From WSJ today. Ms. Bartz, 60 years old, will face a number of challenges as she tries to turn around Yahoo’s flagging performance and stock price. Some investors have been lobbying for a break-up of the Internet giant, for instance. Yahoo faces tough competition from Internet rivals such as Google Inc.
Ms. Bartz still serves as executive chairman of Autodesk, of San Rafael, Calif., which she ran as chief executive from 1992 to 2006. Autodesk is around half the size of Yahoo, with approximately 7,000 employees world-wide.
Ms. Bartz was also an executive at Sun Microsystems Inc. and she sits on the board of Cisco Systems Inc., with Mr Yang. She is also a member of the Intel Corp. board with Yahoo President Susan Decker, who was also interviewing for the CEO job.
In afternoon trading, Yahoo’s stock fell 2% to $11.96 on the Nasdaq Stock Market. The stock remains well below its 52-week high of $30.25.
Ms. Bartz’s appointment will likely reopen questions of Yahoo’s strategic direction, potentially clearing the path for the company to restart negotiations with Microsoft over a sale of its search business. Microsoft CEO Steve Ballmer, who tried and failed to buy Yahoo last year, has publicly said in the past few weeks that a search deal with Yahoo should be made when there is a management transition at both companies. Microsoft late last year hired a Yahoo search executive Qi Lu to lead its Internet business.
Ms. Bartz and Yahoo’s board will also have to turn to other ways to right the business, which is being hurt further by the down economy. That could include striking a deal with another partner like Time Warner Inc.’s AOL or divesting of smaller business units.

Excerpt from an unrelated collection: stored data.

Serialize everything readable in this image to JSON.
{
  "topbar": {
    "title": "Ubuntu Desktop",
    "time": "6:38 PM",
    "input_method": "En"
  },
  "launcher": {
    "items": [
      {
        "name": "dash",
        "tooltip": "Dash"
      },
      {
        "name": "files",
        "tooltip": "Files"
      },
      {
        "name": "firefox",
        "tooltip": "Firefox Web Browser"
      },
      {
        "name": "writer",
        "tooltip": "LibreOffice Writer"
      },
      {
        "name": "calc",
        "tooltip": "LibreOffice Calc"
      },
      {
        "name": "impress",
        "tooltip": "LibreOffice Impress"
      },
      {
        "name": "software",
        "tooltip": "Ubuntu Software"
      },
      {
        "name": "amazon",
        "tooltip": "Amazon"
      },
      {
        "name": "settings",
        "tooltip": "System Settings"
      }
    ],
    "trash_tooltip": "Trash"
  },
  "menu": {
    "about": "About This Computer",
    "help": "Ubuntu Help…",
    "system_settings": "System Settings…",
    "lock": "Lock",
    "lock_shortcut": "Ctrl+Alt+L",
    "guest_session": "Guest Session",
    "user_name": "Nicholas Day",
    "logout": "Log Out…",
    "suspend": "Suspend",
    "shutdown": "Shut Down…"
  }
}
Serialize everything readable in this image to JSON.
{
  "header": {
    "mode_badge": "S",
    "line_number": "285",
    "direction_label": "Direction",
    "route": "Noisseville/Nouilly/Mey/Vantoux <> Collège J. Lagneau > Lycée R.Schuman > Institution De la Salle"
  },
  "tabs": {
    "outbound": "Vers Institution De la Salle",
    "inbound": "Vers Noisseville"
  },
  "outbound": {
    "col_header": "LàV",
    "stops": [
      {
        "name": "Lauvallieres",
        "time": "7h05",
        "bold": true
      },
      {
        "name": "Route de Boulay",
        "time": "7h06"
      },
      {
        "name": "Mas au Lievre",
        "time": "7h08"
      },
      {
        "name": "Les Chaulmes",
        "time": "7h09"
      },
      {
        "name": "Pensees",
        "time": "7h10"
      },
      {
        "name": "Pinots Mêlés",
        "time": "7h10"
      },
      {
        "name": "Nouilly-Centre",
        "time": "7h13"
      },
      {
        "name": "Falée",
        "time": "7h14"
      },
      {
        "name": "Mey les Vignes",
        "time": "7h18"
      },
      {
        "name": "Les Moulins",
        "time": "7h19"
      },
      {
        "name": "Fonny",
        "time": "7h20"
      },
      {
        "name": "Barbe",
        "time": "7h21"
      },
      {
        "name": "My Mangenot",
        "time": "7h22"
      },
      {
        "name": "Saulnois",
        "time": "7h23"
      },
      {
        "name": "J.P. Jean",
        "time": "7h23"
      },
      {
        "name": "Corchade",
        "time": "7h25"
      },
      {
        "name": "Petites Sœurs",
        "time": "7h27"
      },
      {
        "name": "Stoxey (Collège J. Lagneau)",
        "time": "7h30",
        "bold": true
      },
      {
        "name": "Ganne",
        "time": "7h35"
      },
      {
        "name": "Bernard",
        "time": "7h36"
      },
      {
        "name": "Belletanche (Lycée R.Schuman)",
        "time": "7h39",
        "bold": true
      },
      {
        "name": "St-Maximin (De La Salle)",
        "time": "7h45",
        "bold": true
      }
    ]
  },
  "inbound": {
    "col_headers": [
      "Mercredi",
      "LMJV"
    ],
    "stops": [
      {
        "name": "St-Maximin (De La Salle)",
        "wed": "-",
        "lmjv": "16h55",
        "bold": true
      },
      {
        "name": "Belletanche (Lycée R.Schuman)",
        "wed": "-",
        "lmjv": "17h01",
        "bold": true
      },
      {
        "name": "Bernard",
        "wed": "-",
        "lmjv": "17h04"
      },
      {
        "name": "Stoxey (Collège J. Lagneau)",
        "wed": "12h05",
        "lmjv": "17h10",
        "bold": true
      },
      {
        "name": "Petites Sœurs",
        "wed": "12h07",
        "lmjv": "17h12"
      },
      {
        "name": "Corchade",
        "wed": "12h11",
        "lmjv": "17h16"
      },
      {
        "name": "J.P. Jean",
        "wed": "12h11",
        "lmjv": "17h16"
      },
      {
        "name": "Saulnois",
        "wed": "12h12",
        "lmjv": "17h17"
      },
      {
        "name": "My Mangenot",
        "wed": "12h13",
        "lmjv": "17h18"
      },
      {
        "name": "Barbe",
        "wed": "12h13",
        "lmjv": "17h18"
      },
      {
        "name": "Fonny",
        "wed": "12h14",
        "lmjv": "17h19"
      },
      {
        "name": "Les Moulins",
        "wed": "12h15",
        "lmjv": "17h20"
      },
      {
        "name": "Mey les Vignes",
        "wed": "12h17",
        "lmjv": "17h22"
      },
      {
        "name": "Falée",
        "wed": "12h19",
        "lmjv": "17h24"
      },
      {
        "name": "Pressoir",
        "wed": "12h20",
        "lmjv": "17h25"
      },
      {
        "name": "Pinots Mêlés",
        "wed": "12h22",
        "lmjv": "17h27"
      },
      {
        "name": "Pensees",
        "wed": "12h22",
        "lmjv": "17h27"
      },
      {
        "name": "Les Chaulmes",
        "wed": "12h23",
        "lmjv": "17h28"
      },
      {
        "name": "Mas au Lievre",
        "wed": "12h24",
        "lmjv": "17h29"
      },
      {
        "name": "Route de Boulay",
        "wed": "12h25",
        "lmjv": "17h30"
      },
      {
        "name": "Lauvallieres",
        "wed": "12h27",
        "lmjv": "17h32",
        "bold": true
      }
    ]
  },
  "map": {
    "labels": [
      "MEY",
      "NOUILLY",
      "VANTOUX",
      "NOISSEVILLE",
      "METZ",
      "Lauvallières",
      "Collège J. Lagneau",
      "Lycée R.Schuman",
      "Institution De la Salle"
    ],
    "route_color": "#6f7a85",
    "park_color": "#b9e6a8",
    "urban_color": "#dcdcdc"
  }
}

With these major strategic questions in mind, Yahoo’s board focused its CEO search on experienced executives with deal and operating experience, according to people familiar with the search. Yahoo Chairman Roy Bostock led an informal committee of directors in the search; the group also included Frank Biondi, the former chief executive of Viacom Inc. Directors quickly zeroed in on a short-list of external candidates, such as former Vodafone Group PLC Chief Executive Arun Sarin, among others.